In fact, Remaining Performance Obligations, which represent already signed contracts for future revenue, jumped to $553 billion, a 325% increase year over year. That means demand is not slowing down. It is accelerating.
There was also an important detail. The company said it does not need to raise new capital to support these massive AI contracts. In many cases, customers either prepay, or buy the GPUs themselves and deliver them to Oracle.
The Guidance
And this is where things get even more interesting.
For the next quarter, Oracle expects earnings between $1.96 and $2.00 per share. Analysts were expecting $1.69. That is a very large gap.
Cloud revenue is expected to grow between 46% and 50%.

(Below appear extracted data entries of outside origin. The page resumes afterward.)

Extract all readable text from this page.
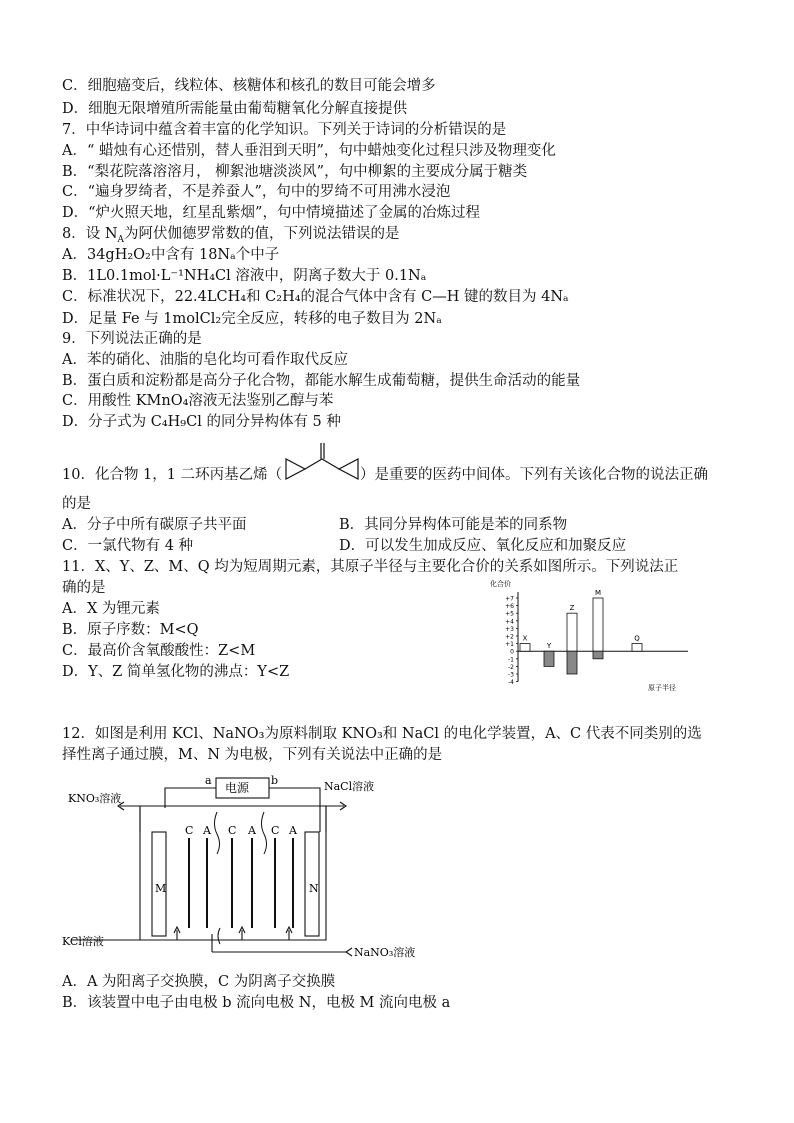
C．细胞癌变后，线粒体、核糖体和核孔的数目可能会增多
D．细胞无限增殖所需能量由葡萄糖氧化分解直接提供
7．中华诗词中蕴含着丰富的化学知识。下列关于诗词的分析错误的是
A．“ 蜡烛有心还惜别，替人垂泪到天明”，句中蜡烛变化过程只涉及物理变化
B．“梨花院落溶溶月， 柳絮池塘淡淡风”，句中柳絮的主要成分属于糖类
C．“遍身罗绮者，不是养蚕人”，句中的罗绮不可用沸水浸泡
D．“炉火照天地，红星乱紫烟”，句中情境描述了金属的冶炼过程
8．设 $N_A$为阿伏伽德罗常数的值，下列说法错误的是
A．34gH₂O₂中含有 18Nₐ个中子
B．1L0.1mol·L⁻¹NH₄Cl 溶液中，阴离子数大于 0.1Nₐ
C．标准状况下，22.4LCH₄和 C₂H₄的混合气体中含有 C—H 键的数目为 4Nₐ
D．足量 Fe 与 1molCl₂完全反应，转移的电子数目为 2Nₐ
9．下列说法正确的是
A．苯的硝化、油脂的皂化均可看作取代反应
B．蛋白质和淀粉都是高分子化合物，都能水解生成葡萄糖，提供生命活动的能量
C．用酸性 KMnO₄溶液无法鉴别乙醇与苯
D．分子式为 C₄H₉Cl 的同分异构体有 5 种
10．化合物 1，1 二环丙基乙烯（	）是重要的医药中间体。下列有关该化合物的说法正确
的是
A．分子中所有碳原子共平面	B．其同分异构体可能是苯的同系物
C．一氯代物有 4 种	D．可以发生加成反应、氧化反应和加聚反应
11．X、Y、Z、M、Q 均为短周期元素，其原子半径与主要化合价的关系如图所示。下列说法正
确的是
A．X 为锂元素
B．原子序数：M<Q
C．最高价含氧酸酸性：Z<M
D．Y、Z 简单氢化物的沸点：Y<Z
12．如图是利用 KCl、NaNO₃为原料制取 KNO₃和 NaCl 的电化学装置，A、C 代表不同类别的选
择性离子通过膜，M、N 为电极，下列有关说法中正确的是
A．A 为阳离子交换膜，C 为阴离子交换膜
B．该装置中电子由电极 b 流向电极 N，电极 M 流向电极 a
化合价
+7
+6
+5
+4
+3
+2
+1
0
-1
-2
-3
-4
X
Y
Z
M
Q
原子半径
C A C A C A
电源
a	b
KNO₃溶液
NaCl溶液
KCl溶液
NaNO₃溶液
M	N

For the full fiscal year, the company is targeting $67 billion in revenue. For the following fiscal year, it raised its revenue target to $90 billion, with capital expenditures of $50 billion. Wall Street was expecting around $86 billion, but Oracle says it will reach $90 billion.
The market reacted immediately. The stock jumped more than 7% in after-hours trading.
One last detail that I find very interesting. The company said it is using AI code generation to restructure its software development teams into smaller, more flexible, and more productive units. In other words, it is building more software, faster, and at a lower cost.
The Investment Takeaway
For me, these results highlight something very important.
Over the past few weeks the market has been full of doubts. Are AI capital expenditures really going to pay off? Has Oracle promised more than it can actually deliver?
The stock had fallen more than 50% from its highs.
And yesterday, instead of answering those doubts with promises, the company answered with numbers.